The MPP architecture can be scaled up by adding racks of compute nodes. The base system starts with one rack. On an HP appliance, for example, a full rack holds 10 nodes, and additional 10-node racks can be added up to a total of 40 nodes. The 40-node limit is more due to the definition of the product and not an inherent limit of the system design. SQL Server PDW uses its backup and restore facility to make expanding a SQL Server PDW is fairly straight forward: back up the database, add the new rack, reconfigure, and restore. The database restoration automatically redistributes the data across all nodes.
Microsoft is working with several hardware vendors to offer SQL Server PDW systems. HP is the first to market with a publicly available product at this writing.
The physical architecture of distributed nodes with local data means the large data sets have to be distributed across the nodes in a way that will support both data load and query processes. The goal is to get each node and CPU core working as hard as possible on every query. In the data warehouse, fact tables are distributed evenly across nodes so each node will have work to do.
Efficient processing on nodes results when local fact table subsets can join to local dimensions tables, which can be achieved if dimension tables are replicated to all nodes. SQL Server PDW allows you to specify distributed or replicated tables at time of creation, and then transparently manages placing the appropriate data on the appropriate compute nodes at load time.

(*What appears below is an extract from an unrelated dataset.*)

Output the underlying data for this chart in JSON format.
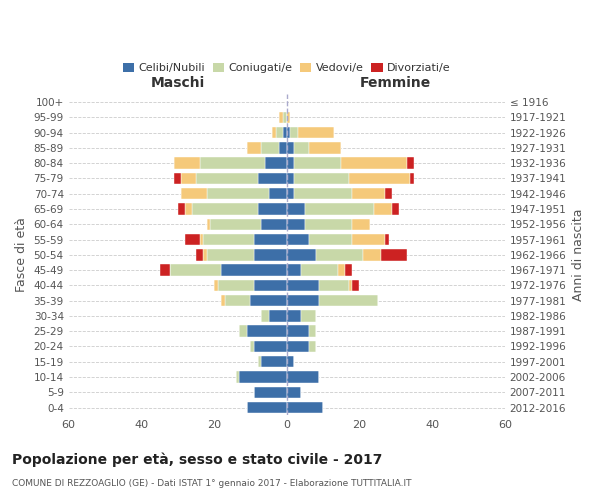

How does SQL Server PDW fit with the Kimball approach? When you compare it with our principles, it fits quite well. It provides good usability and flexibility because in most cases, you can build a set of atomic-level dimensional models with conformed dimensions. It performs well because the workload is distributed across all the compute nodes rather than bottlenecked on a single server. SQL Server PDW gets an additional performance boost at the node level because SQL Server has functions to support dimensional models, including star-join optimization. And SQL Server PDW’s support for replicated dimension tables allows many common query scenarios to be satisfied without more expensive data-shuffling operations.